RATE CUSHION. Money-market funds hold securities that mature in 50 to 60 days, but ultrashort funds typically hold ones with maturities two, three, or four times longer. As interest rates slide, money-market yields drop as income from maturing securities is reinvested at lower rates. But bond funds continue to reap rewards from their longer-maturity, higher-yield portfolios.
Managers of portfolios with bonds that mature in about six to eight months avoid big price fluctuations that can affect even short-term funds, whose holdings mature in one to three years. For Jeff Koch at Strong Advantage Fund (800 368-3863), the objective is "to provide more yield than a money-market fund" whose share price stays at $1 "and more price stability than a short-term fund."

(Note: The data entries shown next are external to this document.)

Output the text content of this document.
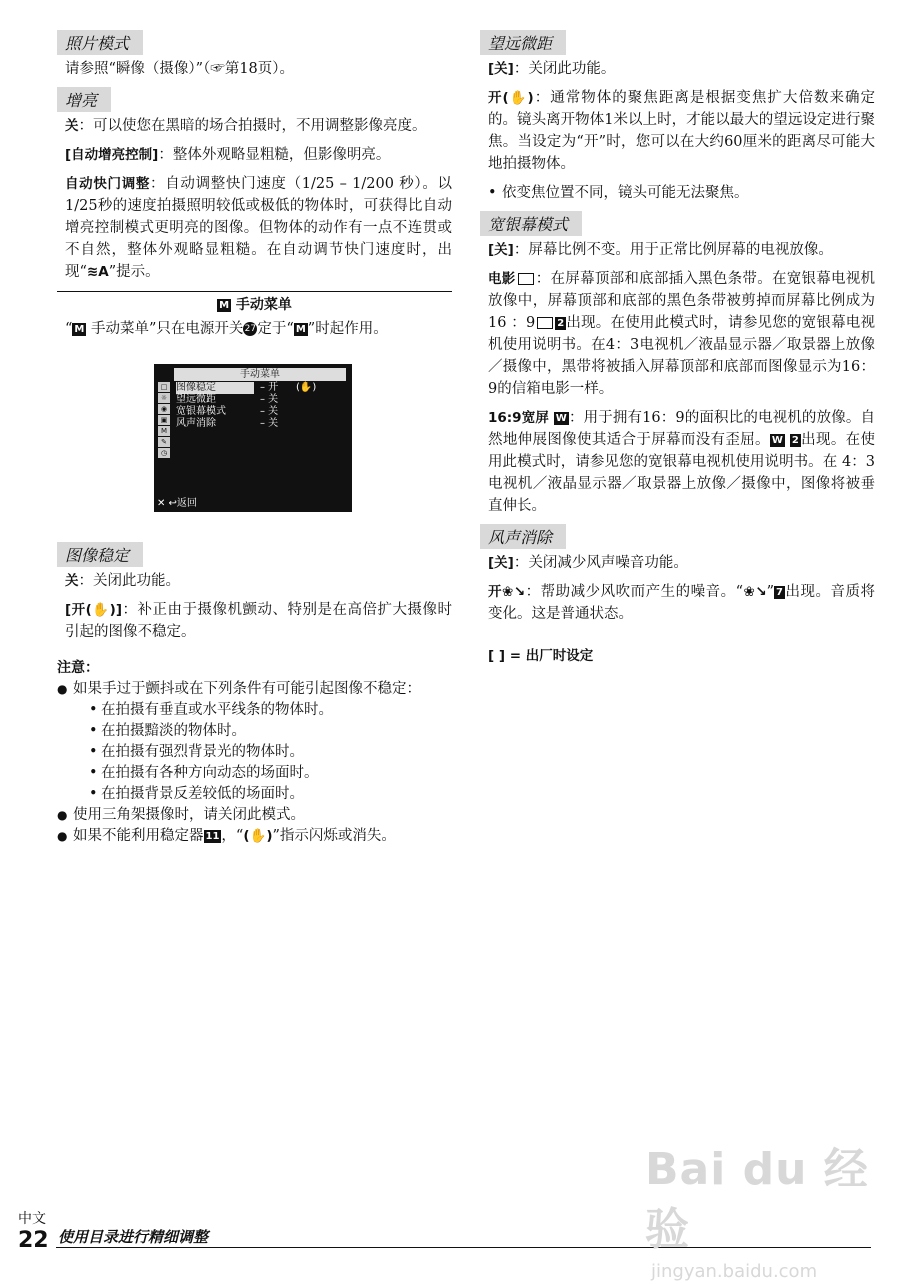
照片模式

请参照“瞬像（摄像）”（☞第18页）。

增亮

关：可以使您在黑暗的场合拍摄时，不用调整影像亮度。

[自动增亮控制]：整体外观略显粗糙，但影像明亮。

自动快门调整：自动调整快门速度（1/25 – 1/200 秒）。以1/25秒的速度拍摄照明较低或极低的物体时，可获得比自动增亮控制模式更明亮的图像。但物体的动作有一点不连贯或不自然，整体外观略显粗糙。在自动调节快门速度时，出现“≋A”提示。

M 手动菜单

“ M 手动菜单”只在电源开关27定于“ M ”时起作用。

手动菜单
□
☼
◉
▣
M
✎
◷
图像稳定	– 开	(✋)
望远微距	– 关
宽银幕模式	– 关
风声消除	– 关
✕ ↩返回
图像稳定

关：关闭此功能。

[开(✋)]：补正由于摄像机颤动、特别是在高倍扩大摄像时引起的图像不稳定。

注意：
● 如果手过于颤抖或在下列条件有可能引起图像不稳定：
• 在拍摄有垂直或水平线条的物体时。
• 在拍摄黯淡的物体时。
• 在拍摄有强烈背景光的物体时。
• 在拍摄有各种方向动态的场面时。
• 在拍摄背景反差较低的场面时。
● 使用三角架摄像时，请关闭此模式。
● 如果不能利用稳定器 11 ，“(✋)”指示闪烁或消失。
望远微距

[关]：关闭此功能。

开(✋)：通常物体的聚焦距离是根据变焦扩大倍数来确定的。镜头离开物体1米以上时，才能以最大的望远设定进行聚焦。当设定为“开”时，您可以在大约60厘米的距离尽可能大地拍摄物体。

• 依变焦位置不同，镜头可能无法聚焦。

宽银幕模式

[关]：屏幕比例不变。用于正常比例屏幕的电视放像。

电影 ：在屏幕顶部和底部插入黑色条带。在宽银幕电视机放像中，屏幕顶部和底部的黑色条带被剪掉而屏幕比例成为16 ：9 2 出现。在使用此模式时，请参见您的宽银幕电视机使用说明书。在4：3电视机／液晶显示器／取景器上放像／摄像中，黑带将被插入屏幕顶部和底部而图像显示为16：9的信箱电影一样。

16:9宽屏 W ：用于拥有16：9的面积比的电视机的放像。自然地伸展图像使其适合于屏幕而没有歪屈。 W 2 出现。在使用此模式时，请参见您的宽银幕电视机使用说明书。在 4：3 电视机／液晶显示器／取景器上放像／摄像中，图像将被垂直伸长。

风声消除

[关]：关闭减少风声噪音功能。

开❀↘：帮助减少风吹而产生的噪音。“❀↘” 7 出现。音质将变化。这是普通状态。

[ ] = 出厂时设定

中文
22 使用目录进行精细调整
Bai du 经验
jingyan.baidu.com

A short-term bond fund's shares can move up or down two or three cents on a big swing in interest rates. But an ultrashort's shares seldom move by more than a penny. Make sure to check the prospectus for the quality of the portfolio. For example, the average bond in Investment Advisers' IAI Reserve Fund (800 945-3863) is rated AAA. Also emphasizing quality, Neuberger & Berman's Doug Taylor says he is avoiding corporate bonds and is 65% in Treasuries. Koch's more aggressive approach has the Strong fund about 80% in corporates, 20% in high-interest mortgages.
ODD LOTS. Another factor to check is total return. The IAI fund, for instance, yields only 2.9% currently but has a more impressive 6% total return for the year. And the Sit fund's Michael Brilley produced a 5% return. He has half the assets in bank CDs and other traditional short-term instruments, half in "high-rate corporate bonds issued a long time ago, which now have very short maturities." Often, says Brilley, such bonds are purchased in odd lots that other buyers pass up.